Ekip olmak, herkesin bir bütünü birlikte tamamladığı duygusunu taşımaktır, demiştim. Bir bütünü oluşturmak, ancak bir araya gelince güç oluşturan bir dönemlerin popüler Voltran dizisi gibi, her üyenin ayrı bilgi ve beceri taşımasını gerektirebilir. Herkes hücum oyuncusu olamayabilir, herkes savunma yapamaz, herkes oyun kurucu değildir. Önemli olan, diğerleri ile birlikte tek bir amaç için mücadele etmeyi bilmektir.
İş arkadaşınız veya patronunuz sizin bilginize ve iş yapma biçiminize saygı duymuyorsa ve “sen benim dediğimi yap, yeter” diyorsa, ya onlar gerçekten haklıdır, ya da orada ekip anlayışı yoktur. Her iki koşulda da orası size göre değildir.
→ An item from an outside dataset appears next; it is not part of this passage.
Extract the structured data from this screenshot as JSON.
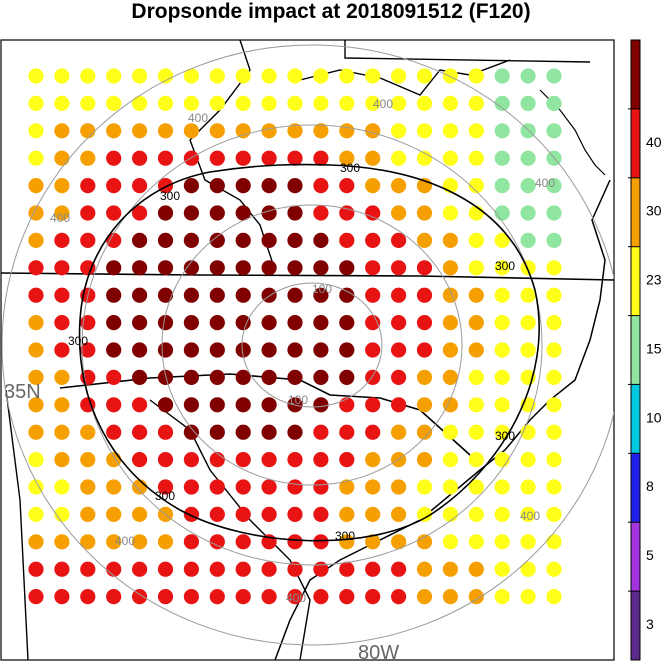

Ekip oyuncuları, başarıyı da kaybı da birlikte omuz omuza karşılar. Mağlubiyette, herkes boynunu büker, galibiyette herkes birlikte sevinir. Gerçek liderlerin mağlubiyetlerde tüm sorumluluğu üstlendiğini, başarılarda ise takımını öne çıkardığını görürsünüz. Birlikte mücadele ederken birileri başarıları hemen üstleniyorsa, mağlubiyet olduğunda ise hep başkalarını suçluyorsa, ekip olamazsınız.
İş arkadaşınız veya patronunuz işler iyi giderken kendi becerilerinden ötürü gururlanıyor ama diğerlerine teşekkür etmiyorsa, aksi durumda ise sizin veya bir iş arkadaşınızın boş yere maaş aldığınızı söylüyorsa, çanlar çalıyor demektir. Ya siz de başarılara sahip çıkmayı öğreneceksiniz, ya da sürüleceksiniz. Sonuç aynıdır: ekip anlayışı bozulmuştur.
Ekip oyununa yatkın olmayan bazı usta oyuncular, diğerlerini kötü durumda bırakmayı bilirler. En sıkışık olduğunuz anda topu sizin ayağınıza atabilirler. Siz topu kaptırınca da “yine ne yaptın!” gibilerden tavır takınır. Oyunu iyi bilmeyen seyirciler, ona hak verebilirler.
Diğer yandan, ekip ruhunu taşıyan usta oyuncular başkasının başı sıkışıkken yardıma koşar, ustalığı sayesinde takımı rahatlatır ve yeniden toparlanmasını sağlar.
İş arkadaşınız veya patronunuz hem verdiğiniz kararları beğenmiyor hem de kendisi karar vermiyorsa; kendisinin görev ve sorumluluk alanında konuları yarım bırakıp, sizi diğer taraflarla ne konuşacağını bilmez durumda bırakıyorsa; küçük düşmenizi sağlıyor, ama bu kurumlarla kendisi doğrudan görüşmüyorsa konusunda oldukça becerikli, fakat takım oyununa yatkın olmayan biri ile karşı karşıyasınız demektir.
Bu kişi sizden daha üst unvanda ise, kendisine şamar oğlan(lar)ı arıyordur. Birilerinin günah keçisi olduğu yerlerde ekip olmaktan bahsedilemez. Bence çok zorlamayın. Bir iş bulur bulmaz eşyalarınızı toparlayın.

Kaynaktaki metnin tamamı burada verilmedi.